X509 Certificate Error for Fleet Enrollment

secopsgeek · February 16, 2021, 5:28pm

Hello friends, I am needing some help with setting up the fleet enrollment for my clients on windows systems. Am having an issue with this EDR portion of the SIEM build.

Any help would be nice, I have the cert, but not connection.

The Elastic Agent is currently in BETA and should not be used in production

Error: fail to enroll: fail to execute request to Kibana: Post "https://172.16.100.10:5601/api/fleet/agents/enroll?": x509: cannot validate certificate for 172.16.100.10 because it doesn't contain any IP SANs
Error: enroll command failed with exit code: 1

TimV · February 17, 2021, 2:35am

The certificate you are using in Kibana cannot be trusted by Agent because it isn't valid for the 172.16.100.10 IP address (or any IP address).

It may be as simple as configuring Fleet to use a different URL to access Kibana, or it may require generating a new certificate for Kibana.

secopsgeek · February 17, 2021, 3:30am

Is there a way to generate that certificate to add that information into It? Am looking for a command to generate that certificate.
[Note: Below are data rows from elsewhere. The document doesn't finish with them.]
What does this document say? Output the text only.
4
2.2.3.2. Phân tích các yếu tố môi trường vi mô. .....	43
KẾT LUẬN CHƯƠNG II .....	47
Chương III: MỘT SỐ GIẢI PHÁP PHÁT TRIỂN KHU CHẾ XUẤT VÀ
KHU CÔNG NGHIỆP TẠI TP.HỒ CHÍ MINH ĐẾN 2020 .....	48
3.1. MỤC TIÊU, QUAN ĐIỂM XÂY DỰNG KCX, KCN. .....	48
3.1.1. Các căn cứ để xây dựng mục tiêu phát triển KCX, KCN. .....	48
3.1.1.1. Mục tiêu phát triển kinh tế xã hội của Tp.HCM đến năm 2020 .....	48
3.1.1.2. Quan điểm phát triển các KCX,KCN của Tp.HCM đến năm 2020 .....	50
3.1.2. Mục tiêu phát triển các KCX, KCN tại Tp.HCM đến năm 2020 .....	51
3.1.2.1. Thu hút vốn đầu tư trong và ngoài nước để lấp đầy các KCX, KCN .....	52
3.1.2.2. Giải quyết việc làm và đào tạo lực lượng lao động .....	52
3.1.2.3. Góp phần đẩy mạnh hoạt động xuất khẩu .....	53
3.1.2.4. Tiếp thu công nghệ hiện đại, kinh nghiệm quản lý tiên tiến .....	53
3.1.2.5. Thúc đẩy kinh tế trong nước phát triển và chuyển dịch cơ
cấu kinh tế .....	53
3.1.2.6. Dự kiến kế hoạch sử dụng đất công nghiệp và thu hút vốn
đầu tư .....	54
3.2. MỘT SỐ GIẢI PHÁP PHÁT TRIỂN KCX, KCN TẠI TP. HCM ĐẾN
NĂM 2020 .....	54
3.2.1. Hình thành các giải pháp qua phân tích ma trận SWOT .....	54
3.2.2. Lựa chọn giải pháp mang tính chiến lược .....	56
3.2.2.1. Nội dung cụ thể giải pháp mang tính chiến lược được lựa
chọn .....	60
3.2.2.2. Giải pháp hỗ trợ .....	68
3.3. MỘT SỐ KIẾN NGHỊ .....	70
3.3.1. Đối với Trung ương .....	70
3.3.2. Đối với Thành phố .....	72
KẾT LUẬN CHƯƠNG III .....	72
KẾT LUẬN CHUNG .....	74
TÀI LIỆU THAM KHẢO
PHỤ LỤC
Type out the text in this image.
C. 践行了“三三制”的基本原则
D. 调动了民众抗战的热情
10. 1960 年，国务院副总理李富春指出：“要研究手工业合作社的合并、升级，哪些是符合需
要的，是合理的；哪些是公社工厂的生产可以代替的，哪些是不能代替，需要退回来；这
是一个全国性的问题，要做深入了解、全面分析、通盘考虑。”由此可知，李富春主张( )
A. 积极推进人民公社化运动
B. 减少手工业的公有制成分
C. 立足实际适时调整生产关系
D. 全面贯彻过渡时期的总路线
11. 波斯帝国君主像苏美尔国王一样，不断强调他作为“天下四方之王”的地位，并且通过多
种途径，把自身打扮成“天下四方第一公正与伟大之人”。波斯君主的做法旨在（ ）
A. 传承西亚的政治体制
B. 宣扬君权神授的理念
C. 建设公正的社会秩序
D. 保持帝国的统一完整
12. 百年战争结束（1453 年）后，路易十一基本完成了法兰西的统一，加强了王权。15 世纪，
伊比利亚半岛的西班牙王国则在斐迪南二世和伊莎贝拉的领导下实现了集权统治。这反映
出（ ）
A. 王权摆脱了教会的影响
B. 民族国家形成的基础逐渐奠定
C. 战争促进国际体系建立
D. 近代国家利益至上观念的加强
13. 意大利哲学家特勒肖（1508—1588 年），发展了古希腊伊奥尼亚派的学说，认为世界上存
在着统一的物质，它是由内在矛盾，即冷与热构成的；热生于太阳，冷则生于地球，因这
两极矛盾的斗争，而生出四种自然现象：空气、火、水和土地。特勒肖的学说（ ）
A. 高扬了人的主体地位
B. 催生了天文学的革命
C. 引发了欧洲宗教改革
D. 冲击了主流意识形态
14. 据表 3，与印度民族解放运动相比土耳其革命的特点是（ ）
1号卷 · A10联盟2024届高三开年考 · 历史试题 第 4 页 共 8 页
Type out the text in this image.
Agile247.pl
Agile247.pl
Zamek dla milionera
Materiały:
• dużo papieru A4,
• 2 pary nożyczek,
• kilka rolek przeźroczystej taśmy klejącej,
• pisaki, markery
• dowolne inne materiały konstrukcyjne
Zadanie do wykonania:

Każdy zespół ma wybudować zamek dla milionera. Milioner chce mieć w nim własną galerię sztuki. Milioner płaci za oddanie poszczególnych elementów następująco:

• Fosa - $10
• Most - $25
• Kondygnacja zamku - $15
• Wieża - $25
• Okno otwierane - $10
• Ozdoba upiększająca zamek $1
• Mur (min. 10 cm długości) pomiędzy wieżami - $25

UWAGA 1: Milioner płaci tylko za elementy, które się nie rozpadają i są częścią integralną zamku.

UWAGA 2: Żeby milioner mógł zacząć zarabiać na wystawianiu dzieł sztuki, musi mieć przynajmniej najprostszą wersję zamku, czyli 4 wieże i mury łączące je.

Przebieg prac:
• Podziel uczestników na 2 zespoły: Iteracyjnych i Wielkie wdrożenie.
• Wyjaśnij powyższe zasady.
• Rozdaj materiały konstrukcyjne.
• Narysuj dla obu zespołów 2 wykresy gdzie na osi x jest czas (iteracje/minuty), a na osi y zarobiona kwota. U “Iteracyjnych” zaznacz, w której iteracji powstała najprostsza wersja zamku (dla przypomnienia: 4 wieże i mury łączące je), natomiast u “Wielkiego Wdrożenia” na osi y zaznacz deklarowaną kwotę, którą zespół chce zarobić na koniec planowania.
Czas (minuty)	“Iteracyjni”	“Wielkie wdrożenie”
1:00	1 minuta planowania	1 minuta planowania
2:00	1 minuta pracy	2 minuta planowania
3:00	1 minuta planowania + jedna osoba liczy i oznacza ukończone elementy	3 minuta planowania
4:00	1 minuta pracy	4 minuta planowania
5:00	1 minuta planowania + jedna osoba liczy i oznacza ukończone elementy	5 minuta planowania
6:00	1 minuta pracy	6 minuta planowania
finbarr996 · February 27, 2021, 6:29pm

Hi Ronnie,
You can do that with this command:

'sudo /usr/share/elasticsearch/bin/elasticsearch-certutil cert -name "server.name.here" --ip 172.16.100.10 --dns server.name.here --pem'

This will create a certificate bundle zip file in the '/usr/share/elasticsearch/' folder.
The zip file will contain a .crt and a .key file that should solve your issue.

secopsgeek · February 27, 2021, 6:59pm

Thanks, blessings to ya.

system · March 27, 2021, 7:00pm

This topic was automatically closed 28 days after the last reply. New replies are no longer allowed.